Wenn man ein SQL Statement (SELECT, INSERT, UPDATE, DELETE) absetzt, wird es zuerst einmal vom Query Optimizer analysiert und optimiert. Der Query Optimizer ist Bestandteil der "Relational Engine" und generiert einen Zugriffsplan (execution plan). Dieser Plan wird an die "Storage Engine" weitergereicht. Die "Storage Engine" verwendet den Plan als Ausgangsbasis, um auf die Daten zuzugreifen, Sperren zu verwalten oder Indizes zu aktualisieren.

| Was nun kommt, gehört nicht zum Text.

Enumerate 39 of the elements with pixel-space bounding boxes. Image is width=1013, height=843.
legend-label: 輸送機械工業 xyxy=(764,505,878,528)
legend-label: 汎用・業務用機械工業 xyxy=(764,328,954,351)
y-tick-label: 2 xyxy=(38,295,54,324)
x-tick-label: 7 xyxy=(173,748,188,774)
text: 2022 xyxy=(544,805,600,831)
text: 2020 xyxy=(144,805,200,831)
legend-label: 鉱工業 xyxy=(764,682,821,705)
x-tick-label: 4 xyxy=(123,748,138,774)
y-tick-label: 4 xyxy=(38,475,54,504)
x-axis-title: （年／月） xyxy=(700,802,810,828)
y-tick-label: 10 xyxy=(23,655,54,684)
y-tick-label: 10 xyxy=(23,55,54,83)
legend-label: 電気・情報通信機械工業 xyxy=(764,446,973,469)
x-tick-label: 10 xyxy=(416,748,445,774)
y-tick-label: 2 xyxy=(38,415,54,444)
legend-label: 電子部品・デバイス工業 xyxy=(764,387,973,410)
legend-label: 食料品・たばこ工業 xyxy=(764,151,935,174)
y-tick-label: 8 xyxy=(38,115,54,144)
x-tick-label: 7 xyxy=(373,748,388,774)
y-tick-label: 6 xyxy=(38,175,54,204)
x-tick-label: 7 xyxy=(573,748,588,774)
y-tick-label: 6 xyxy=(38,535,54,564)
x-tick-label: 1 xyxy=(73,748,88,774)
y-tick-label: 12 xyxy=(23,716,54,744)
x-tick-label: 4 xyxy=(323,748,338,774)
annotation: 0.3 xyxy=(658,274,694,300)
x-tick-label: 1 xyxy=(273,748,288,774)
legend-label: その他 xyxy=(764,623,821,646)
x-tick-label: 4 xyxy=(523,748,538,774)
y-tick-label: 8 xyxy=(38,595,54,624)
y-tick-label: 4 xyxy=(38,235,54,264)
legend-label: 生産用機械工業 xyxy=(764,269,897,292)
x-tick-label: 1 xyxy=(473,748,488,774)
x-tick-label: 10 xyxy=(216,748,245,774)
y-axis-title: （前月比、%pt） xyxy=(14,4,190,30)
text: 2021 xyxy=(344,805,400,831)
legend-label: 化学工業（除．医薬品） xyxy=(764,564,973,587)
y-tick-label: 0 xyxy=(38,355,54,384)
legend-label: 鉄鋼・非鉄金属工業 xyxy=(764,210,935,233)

Der Query Optimizer speichert seine Zugriffspläne im Plancache. Wir sehen hier also die ursprüngliche Planung. Die "Storage Engine" kann sich aber noch durchaus dazu entscheiden einen Plan abzuändern, weil sich z. B. die Statistiken für Objekte geändert haben nachdem der Zugriffsplan erstellt wurde. Das sind die Pläne, die wir uns als aktuellen Ausführungsplan anzeigen lassen können. Diese Pläne werden nicht in einem Cache abgelegt und stehen nur zum Zeitpunkt der Ausführung zur Verfügung. Zwischen geschätztem Ausführungsplan, tatsächlichem Ausführungsplan und sogar der Ausführung kann es Unterschiede geben.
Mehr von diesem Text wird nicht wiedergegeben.